Generating music using machine learning

April 26, 2022

Recent music generation results (e.g. Music Transformer: Generating Music with Long-Term Structure) are part of what piqued my interest in machine learning. After following an introduction to machine learning, it's time for some experimentation.

First up: generating a ragtime piano piece.

Approaches

The most compelling generated music I've seen thus far comes from Google Brain, namely their Performance RNN and Music Transformer papers. The associated GitHub repositories appear to contain models that have been pre-trained on various corpora (e.g. a piano competition's MIDI recordings). It's also possible to train using a new corpus. The trained models can generate continuations based on a primer or generate unconditioned music "from scratch".

Here are several approaches I'm investigating for generating a ragtime piece:

Condition pre-trained Performance RNN and Music Transformer models with existing ragtime music (either an intro or the first few measures) and generate a continuation
Train a new model on a corpus of ragtime music, and then do unconditioned generation
Train a new model on a ragtime corpus and generate a continuation from a ragtime primer
Train a new model on a ragtime corpus and generate a continuation from an arbitrary primer

I don't have any intuition for how large of a corpus is required to generate a decent model, so it's possible that options 2 - 4 won't be feasible for me (either because finding/generating such a training corpus is too difficult or the compute required to train the model is beyond what my computer can handle).

Using pre-trained models

Without installing anything locally, you can use the Music Transformer notebook to generate music. There are several options:

Generate music "from scratch" (unconditional)
Generate a continuation based on a primer
Generate accompaniment for a (monophonic) melody

Unconditional generation

Without providing a primer, I don't think it's possible to indicate what genre of music you'd like to generate. For example, the clip I got sounds like some sort of boogie-woogie folk march. Obviously this isn't the genre that I was looking for (or, really, than anyone was looking for). Rather than continuing on randomly like this, I'll investigate primed generation.

Continuations

The notebook linked above also supports providing a primer, either from a provided list or by uploading a MIDI file directly in the UI.

Cropping MIDI primers

The primer is included in the output, so I assume it should be reasonably short. My original plan was to edit down an existing ragtime MIDI using MuseScore, but MuseScore's output appears to be incompatible with the pretty_midi module that the notebook uses, resulting in the following error:

pretty_midi\pretty_midi.py:97: RuntimeWarning: Tempo, Key or Time signature change events found on non-zero tracks. This is not a valid type 0 or type 1 MIDI file. Tempo, Key or Time Signature may be wrong.

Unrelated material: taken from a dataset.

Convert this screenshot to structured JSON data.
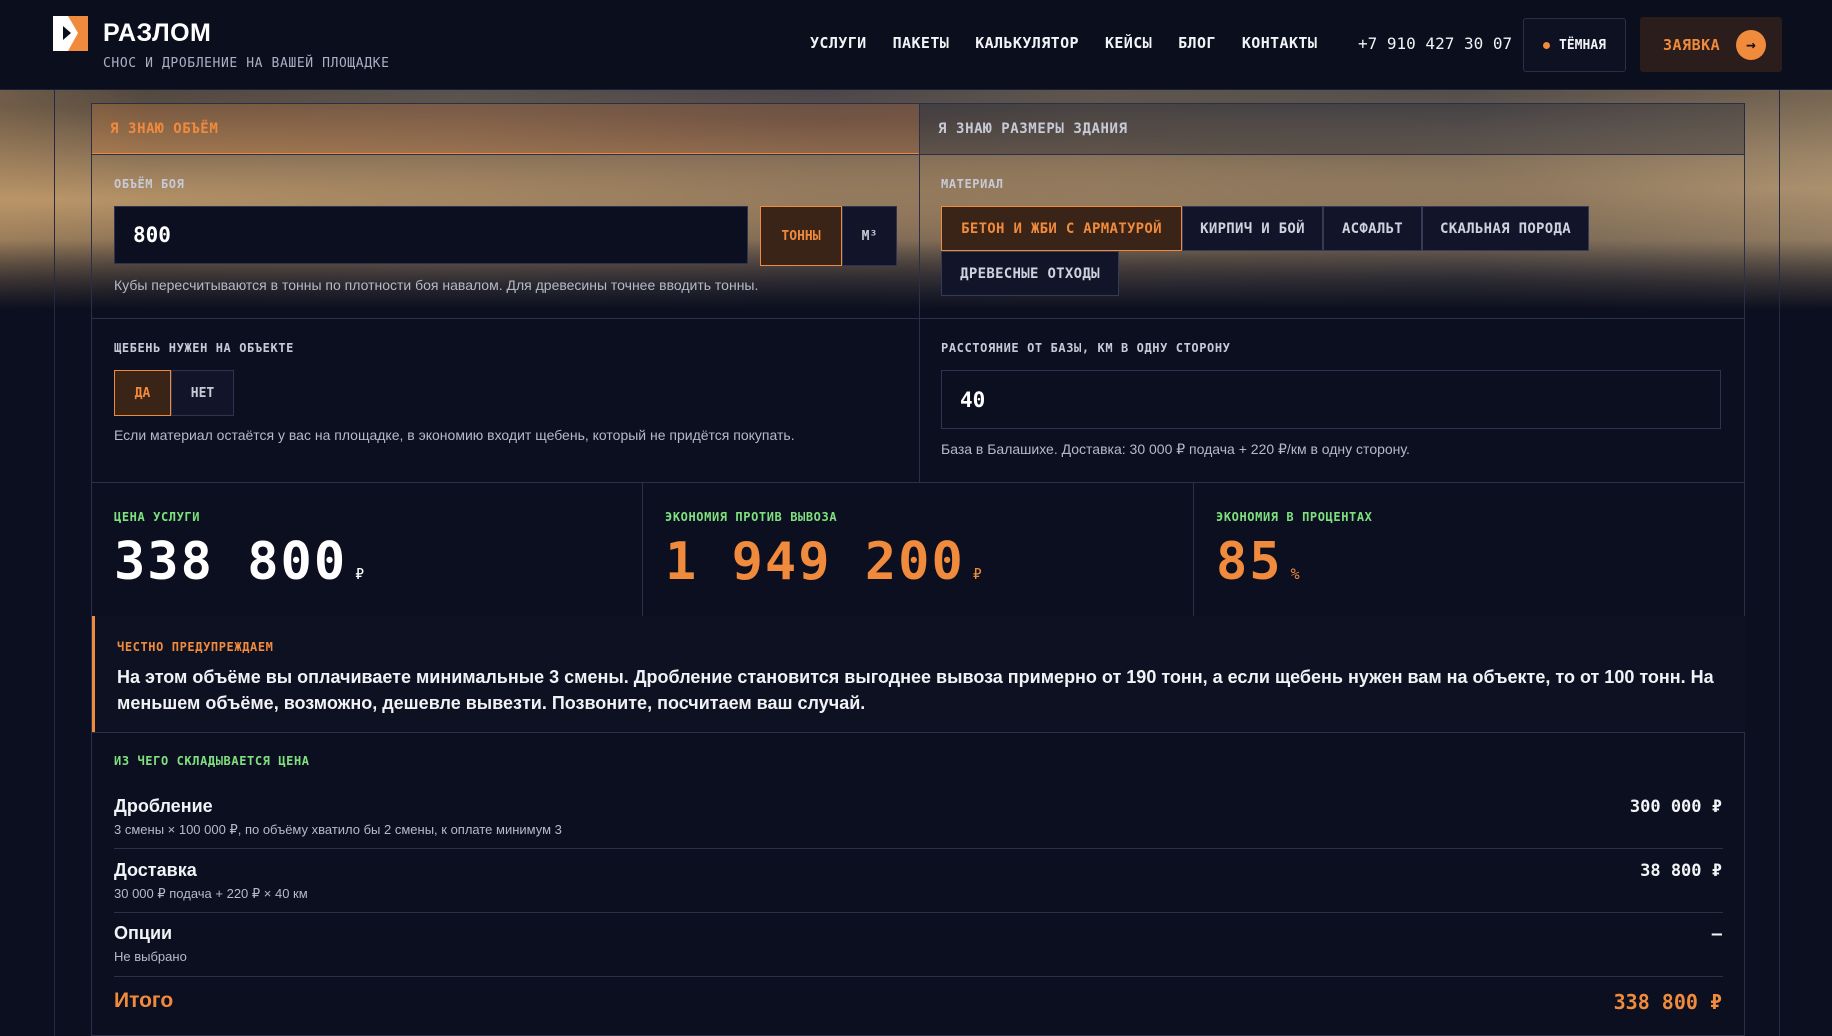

My workaround was to switch to using Audacity to crop my MIDI primer (and this worked without issue).

Example continuations

First, I tried using just the intro bars of some Scott Joplin rags:

Wall Street Rag intro: this generated an interesting continuation that sounded vaguely like a cross between ragtime and new age piano
Magnetic Rag intro: this generated a continuation with a halting style that keeps repeating notes

Overall, the results are impressive, but also somewhat alien. And definitely not ragtime.

Next, I tried supplying the beginning of a few sections of Joplin rags:

Wall Street Rag
- The first continuation gets a bit stuck on the primer, but then recovers nicely into a very short still-not-quite-ragtime section
- The second continuation strays quickly and widely from ragtime (continuing the trend of "impressive, but not what I wanted")
Maple Leaf Rag
- This continuation seemed to ignore the primer and just started cycling through music I can only describe as "movie soundtrack"
Magnetic Rag
- The first continuation was short, but rag-like!
- The second continuation was similarly short, but promising
- The third continuation was much longer, but... bad

Accompaniment

Out of curiosity, I also tried generating an accompaniment (based on a monophonic melody that consists of the highest non-overlapping notes in the cropped MIDIs from the last section):

Magnetic Rag accompaniment: this was a baroquely ornamented mix of classical and blues

Reflecting on pre-trained models

Unsurprisingly, the generic pre-trained models I used, while undoubtedly impressive, seem best suited for exploration and amusement, rather than producing something focused on a particular genre.

I suspect that the best path forward for this experiment is to train a new ragtime-focused model on a corpus of typical ragtime MIDIs. As noted earlier, it's possible I won't be able to find either a large enough corpus or enough compute power to produce a reasonable model, but if I do succeed, I think the results will be more consistently rag-like.